For more on the economic impact of Walmart developments, look up:

David Neumark, Junfu Zhang and Stephen Ciccarella. (2008). The effects of Wal-Mart on local labor markets. Journal of Urban Economics, 63 (2), pages 405-430.

For a study of Walmart and American culture, with obvious implications for Canadian culture, get:

Bethany Moreton. (2010). To serve God and Wal-Mart: The making of Christian free enterprise. Cambridge: Harvard University Press.

2 responses to “Walmart supercentre: Are we asking the right questions?

  1. Lance Freeman

    One of the arguments you make against Walmart is puzzling. You say “Studies by independent economists show that big-box stores eliminate more retail jobs than they create.” This is because “The job losses are larger than the gains because
    Wal-Mart accomplishes the same volume of sales with fewer employees.” I have two points here:
    1. Accomplishing the same thing with fewer employees is the very definition of productivity growth. Productivity growth is what makes us all richer. Obviously, those who lose their jobs suffer pain. But making an argument against productivity growth seems problematic.

    2. If Walmart drives other businesses out due to lower prices doesn’t that leave consumers with more money to spend on other items? You suggest Walmarts MAY raise prices after the stores close, although you don’t provide much evidence on this.

    One big problem of with big box stores that you don’t mention is that they often decimate the street vitality associated with downtown shopping districts. To the extent people value pedestrian activity and a variety of shops, these might be seen as public goods or positive externalities from small independent stores.

  2. Thank you for your response, and for making some points well worth considering. Here are my reactions:

    It’s true that accomplishing the same thing with less employees constitutes an increase in productivity, but wealthy countries are not well-advised to focus on low-wage labour as a way of increasing productivity. That’s the very definition of the race to the bottom.

    My argument is not that people can’t save money by shopping at big box stores (and thereby have more left over for other purposes), but that such stores are very likely to reduce the range of choice for consumers, and certain to reduce competition by driving out smaller businesses.

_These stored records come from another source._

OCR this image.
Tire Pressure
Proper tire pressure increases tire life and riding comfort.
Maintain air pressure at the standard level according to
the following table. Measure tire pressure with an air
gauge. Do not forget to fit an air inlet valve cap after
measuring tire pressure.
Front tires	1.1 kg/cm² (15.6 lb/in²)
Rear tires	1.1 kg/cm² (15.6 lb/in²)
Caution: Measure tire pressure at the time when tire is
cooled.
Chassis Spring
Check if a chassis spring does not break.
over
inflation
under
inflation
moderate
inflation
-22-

As for the suggestion that reduced competition may lead to subsequent price increases, I’d be interested to see some studies on this subject, but I’d be surprised if they showed that big box stores don’t exploit the competitive advantage that greater market dominance gives them.

    Your other comment gets to the heart of the matter: We’re paying a high price in infrastructure and services for development that undermines the vitality, variety and choice we find in traditional neighbourhoods.